When it comes to investing, most people tend to choose safe options like fixed deposits. Although fixed deposit is a safe investment option, it offers low returns. People often compromise on high returns because of lack of risk taking appetite.
However, experts do not advise investors to put money into FDs for long terms. The reason behind this is that they believe interest rates could go up due to rising inflation at least in the next one year or so and in such a case, the risk of losing out is high.
Let’s try to understand reasons behind why FDs are not considered good options for long terms.
Inflation: While subscribing to fixed deposits, people usually do not take inflation into consideration. With rising inflation money loses value. When the inflation rises, the Reserve Bank of India increases the interest rate to check it. But, because of growing inflation, there would not be any significant increase in the purchasing power. At such a time, returns on investment in FDs would not be high.
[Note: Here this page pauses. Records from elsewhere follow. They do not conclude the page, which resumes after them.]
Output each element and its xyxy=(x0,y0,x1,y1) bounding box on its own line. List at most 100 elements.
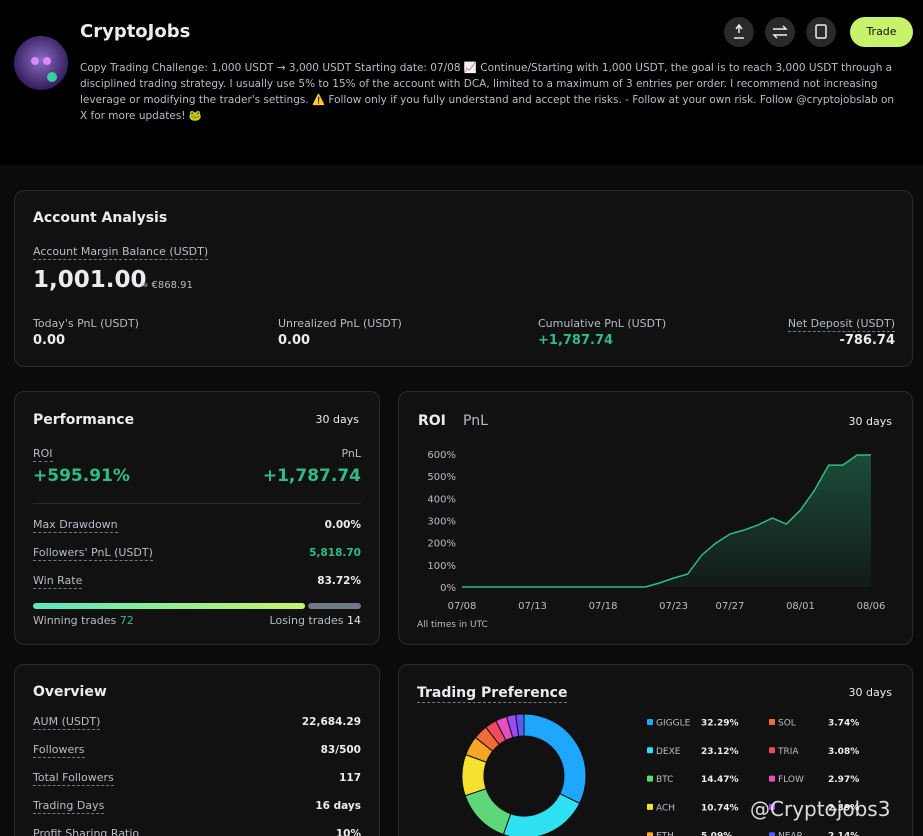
overview-label: AUM (USDT) xyxy=(33,715,101,730)
metric-value: 5,818.70 xyxy=(309,547,361,559)
stat-value: -786.74 xyxy=(839,333,895,348)
panel-title: Overview xyxy=(33,684,107,700)
legend-value: 5.09% xyxy=(701,832,732,836)
chart-tab-active[interactable]: ROI xyxy=(418,413,446,429)
period-select[interactable]: 30 days xyxy=(315,413,359,426)
legend-swatch xyxy=(647,747,653,754)
legend-value: 2.39% xyxy=(828,803,859,813)
legend-label: ETH xyxy=(656,832,674,836)
trade-button[interactable]: Trade xyxy=(850,17,913,47)
metric-label: Win Rate xyxy=(33,574,83,589)
trader-name: CryptoJobs xyxy=(80,21,191,42)
overview-label: Trading Days xyxy=(33,799,105,814)
overview-label: Total Followers xyxy=(33,771,114,786)
overview-value: 10% xyxy=(335,828,361,836)
losing-label-text: Losing trades xyxy=(269,614,344,627)
avatar xyxy=(14,36,68,90)
y-tick-label: 500% xyxy=(427,472,456,483)
legend-label: FLOW xyxy=(778,775,804,785)
y-tick-label: 100% xyxy=(427,561,456,572)
legend-value: 3.74% xyxy=(828,719,859,729)
metric-label: Max Drawdown xyxy=(33,518,118,533)
legend-swatch xyxy=(769,803,775,810)
legend-label: TRIA xyxy=(777,747,799,757)
winning-count: 72 xyxy=(119,614,134,627)
legend-swatch xyxy=(647,719,653,725)
overview-value: 22,684.29 xyxy=(301,716,361,728)
y-tick-label: 400% xyxy=(427,494,456,505)
panel-title: Trading Preference xyxy=(417,685,568,703)
legend-value: 32.29% xyxy=(701,719,739,729)
legend-value: 14.47% xyxy=(701,775,739,785)
pnl-value: +1,787.74 xyxy=(262,466,361,486)
legend-swatch xyxy=(647,775,653,782)
winning-bar xyxy=(33,603,306,609)
overview-label: Profit Sharing Ratio xyxy=(33,827,139,836)
performance-panel xyxy=(14,391,380,645)
legend-value: 10.74% xyxy=(701,803,739,813)
metric-value: 83.72% xyxy=(317,575,361,587)
losing-count: 14 xyxy=(347,614,361,627)
x-tick-label: 07/13 xyxy=(518,601,547,612)
roi-label: ROI xyxy=(33,447,53,462)
stat-value: +1,787.74 xyxy=(538,333,614,348)
stat-value: 0.00 xyxy=(33,333,66,348)
period-select[interactable]: 30 days xyxy=(848,686,892,699)
area xyxy=(462,454,871,587)
overview-value: 83/500 xyxy=(320,744,361,756)
x-tick-label: 08/01 xyxy=(786,601,815,612)
y-tick-label: 200% xyxy=(427,539,456,550)
x-tick-label: 07/27 xyxy=(716,601,745,612)
losing-label: Losing trades 14 xyxy=(270,614,361,628)
period-select[interactable]: 30 days xyxy=(848,415,892,428)
y-tick-label: 600% xyxy=(427,450,456,461)
legend-swatch xyxy=(769,832,775,836)
legend-swatch xyxy=(647,803,653,810)
donut-slice xyxy=(515,713,525,737)
roi-value: +595.91% xyxy=(33,466,130,486)
y-tick-label: 0% xyxy=(440,583,456,594)
legend-value: 23.12% xyxy=(701,747,739,757)
metric-value: 0.00% xyxy=(324,519,361,531)
chart-tab[interactable]: PnL xyxy=(463,413,488,429)
panel-title: Account Analysis xyxy=(33,210,168,226)
overview-value: 16 days xyxy=(315,800,361,812)
watermark: @Cryptojobs3 xyxy=(750,797,891,821)
winning-label: Winning trades 72 xyxy=(33,614,134,628)
line xyxy=(462,454,872,588)
balance: 1,001.00 xyxy=(33,267,147,293)
share-button[interactable] xyxy=(724,17,754,47)
stat-label: Net Deposit (USDT) xyxy=(787,317,895,332)
stat-label: Unrealized PnL (USDT) xyxy=(278,317,402,330)
legend-swatch xyxy=(769,747,775,754)
legend-swatch xyxy=(769,775,775,782)
balance-label: Account Margin Balance (USDT) xyxy=(33,245,209,260)
stat-label: Today's PnL (USDT) xyxy=(33,317,139,330)
x-tick-label: 07/18 xyxy=(589,601,618,612)
x-tick-label: 08/06 xyxy=(857,601,886,612)
bio: Copy Trading Challenge: 1,000 USDT → 3,0… xyxy=(80,62,895,122)
overview-value: 117 xyxy=(339,772,361,784)
action-icons xyxy=(724,17,836,47)
swap-button[interactable] xyxy=(765,17,795,47)
report-button[interactable] xyxy=(806,17,836,47)
donut-slice xyxy=(502,792,581,836)
legend-swatch xyxy=(769,719,775,725)
legend-value: 2.97% xyxy=(828,775,859,785)
metric-label: Followers' PnL (USDT) xyxy=(33,546,153,561)
legend-label: DEXE xyxy=(656,747,681,757)
donut-slice xyxy=(464,788,512,836)
x-tick-label: 07/08 xyxy=(448,601,477,612)
legend-label: BTC xyxy=(656,775,673,785)
legend-label: ACH xyxy=(656,803,675,813)
panel-title: Performance xyxy=(33,412,135,428)
legend-label: GIGGLE xyxy=(656,719,691,729)
overview-label: Followers xyxy=(33,743,85,758)
balance-eur: ≈ €868.91 xyxy=(140,280,193,291)
losing-bar xyxy=(308,603,361,609)
stat-label: Cumulative PnL (USDT) xyxy=(538,317,667,330)
legend-label: NEAR xyxy=(778,832,803,836)
account-panel xyxy=(14,190,913,367)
Interest rates: The interest rate offered by FDs is low compared to options like debt mutual funds, which attracts high rate of interest and they are mostly risk-free investment instruments. So, even those who don’t want to take risks and invest in long-term instruments can look for debt mutual funds.
Difference in long and short term interest rate on FDs: If someone goes for long term FD, then interest rate for him will be between 5 and 5.5 per cent. On the other hand, the short term investment in FDs attracts an interest rate of four per cent. So, there is clearly no substantial difference between interest rate on long term and short term.
Break and re-invest: Suppose a person has invested in a fixed deposit of a bank for three years. If interest rate goes up during that period, he will have to break and re-invest. But during this process, banks tend to cut one per cent for breaking the deposit.